The cyberinsurance market is booming too, thanks in no small part to the attacks. Shortly after the WannaCry attacks, CFC Underwriting released data showing that in the weeks following, cyberinsurance inquiries increased by nearly 50%. Danish Insurance Company, Tryg saw a similar boom in new cyberinsurance policies. Having sold 700 in the first quarter of year, the company sold 2,800 in the second quarter, largely attributable to these events.
These developments notwithstanding, attention spans can be short and some of the key lessons which might have been taken on from this event may not have been learned at all.
Both attacks used EternalBlue – an NSA linked exploit leaked earlier in the year by a group calling themselves the Shadow Brokers – to propagate globally.
Vulnerabilities exist everywhere often unknown to their victims. When WannaCry hit however, a patch for that vulnerability had already been released nearly three months before the attacks. The hundreds of thousands of endpoints seized by WannaCry would likely not have suffered the same fate if they had only installed that patch.
This made it all the more shocking when NotPetya hit the next month, using the same exploit to attack millions of endpoints.
This kind of patch aversion is still with us. Research from Kollective, surveying 260 head of IT on both sides of the Atlantic found that it took nearly half of respondents a month to install new patches. Given that it’s not called a zero-month, this is far less than satisfactory.
Furthermore, EternalBlue still works. According to Juniper Networks there are still 2.3 million devices globally that are still using SMBv1, the insecure network protocol through which EternalBlue could propagate.
One of the least noted, but more notable aspects of WannaCry’s assault on the NHS was its attack on 70,000 connected medical devices. Blood refrigeration units, MRI scanners and surgical theatre equipment were all caught in WannaCry’s grip, deepening the NHS’ paralysis. NotPetya helped shut down the radiation monitoring systems around Chernobyl.

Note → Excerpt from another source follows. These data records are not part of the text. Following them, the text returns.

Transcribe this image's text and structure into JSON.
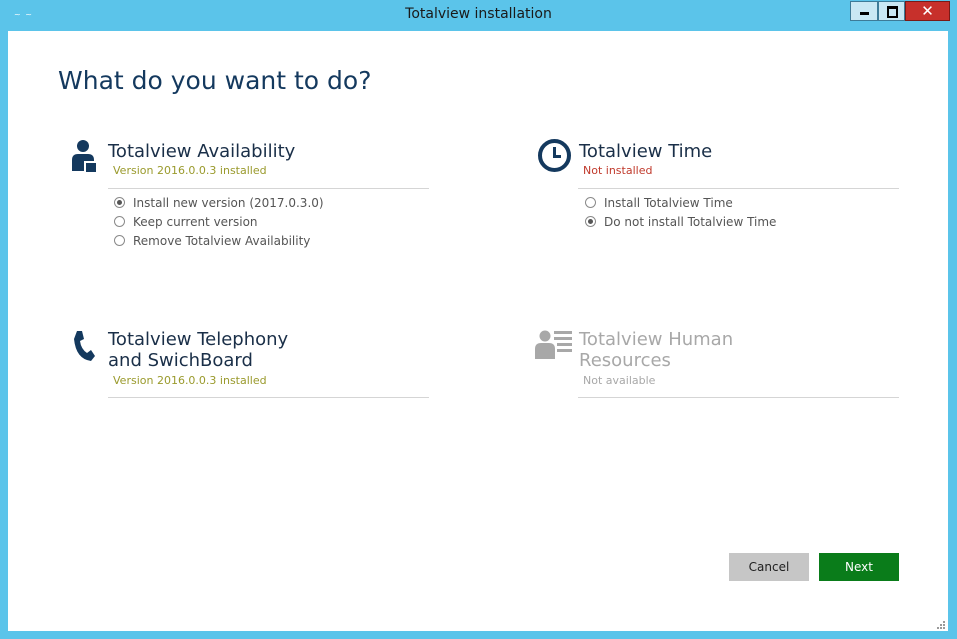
{
  "window": {
    "title": "Totalview installation",
    "app_icon_text": "~ ~",
    "close_glyph": "✕"
  },
  "page": {
    "heading": "What do you want to do?"
  },
  "cards": {
    "availability": {
      "title": "Totalview Availability",
      "status": "Version 2016.0.0.3 installed",
      "icon": "person-document-icon",
      "options": [
        {
          "label": "Install new version (2017.0.3.0)",
          "checked": true
        },
        {
          "label": "Keep current version",
          "checked": false
        },
        {
          "label": "Remove Totalview Availability",
          "checked": false
        }
      ]
    },
    "time": {
      "title": "Totalview Time",
      "status": "Not installed",
      "icon": "clock-icon",
      "options": [
        {
          "label": "Install Totalview Time",
          "checked": false
        },
        {
          "label": "Do not install Totalview Time",
          "checked": true
        }
      ]
    },
    "telephony": {
      "title_line1": "Totalview Telephony",
      "title_line2": "and SwichBoard",
      "status": "Version 2016.0.0.3 installed",
      "icon": "phone-icon"
    },
    "hr": {
      "title_line1": "Totalview Human",
      "title_line2": "Resources",
      "status": "Not available",
      "icon": "person-list-icon"
    }
  },
  "buttons": {
    "cancel": "Cancel",
    "next": "Next"
  },
  "colors": {
    "titlebar": "#5bc4ea",
    "heading": "#14395e",
    "icon_blue": "#14395e",
    "status_installed": "#9a9a2c",
    "status_not_installed": "#c0392b",
    "disabled": "#a8a8a8",
    "next_button": "#0a7c1a",
    "cancel_button": "#c6c6c6"
  }
}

IoT vulnerabilities persist everywhere at both the production and implementation level. A recent Trend Micro survey of 1,150 IT decision makers, showed that while 79% of companies involve their IT teams in IoT implementations, only 38% involve their security teams. Many enterprises are interested in making the IoT work; fewer are interested in making it work safely.
It doesn’t stop at the IoT, but our very understanding of what an endpoint is. In this age of technological advancement, unchecked innovation is widening global attack vectors and opening us up to new and greater security threats.

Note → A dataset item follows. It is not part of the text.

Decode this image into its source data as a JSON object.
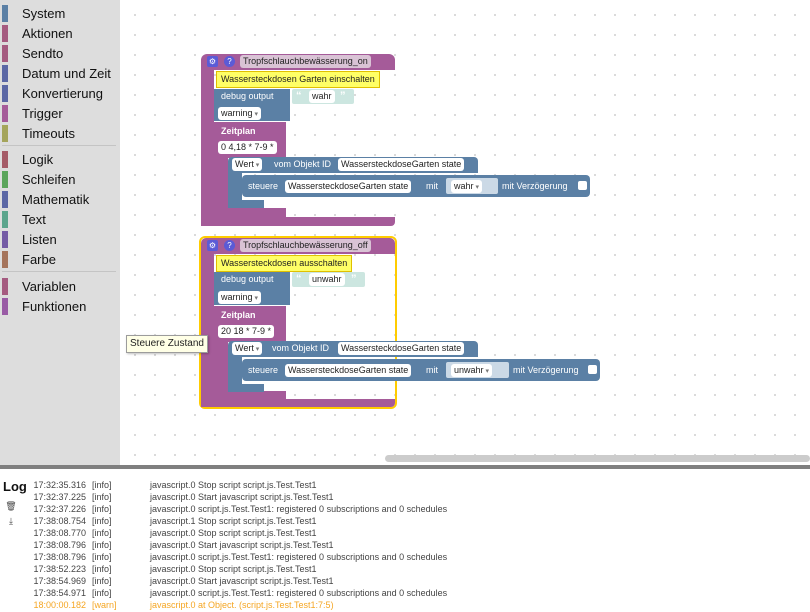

That said, the vast majority of systems impacted in the fallout were endpoints, which remain the most likely vector for a successful attack. We need to stop thinking of the devices on our network as different, separate classes.
The artificial barriers between servers, workstations, infrastructure, IoT and more make us address each differently in our security approach. While we should never consider locking down workstation access to the level we would our most precious servers, we equally cannot ignore them.
IoT may look innocuous but any device on your network could provide a foothold for a most considered attack on other systems. When considering your cybersecurity approach, the Internet of Everything should be the scope of operation. No more, no less.
When WannaCry and NotPetya hit, no one had yet witnessed attacks as far reaching or effective. What was most striking was how easily even powerful international organisations fell in their wake. Most concerning, however, is that most of those impacted were simply collateral damage; the impact of a targeted attack doesn’t bear thinking about.
Many have learnt the lessons of those two months while others seem to have shorter memories. It may take at least one more global reminder, to get everyone up to speed.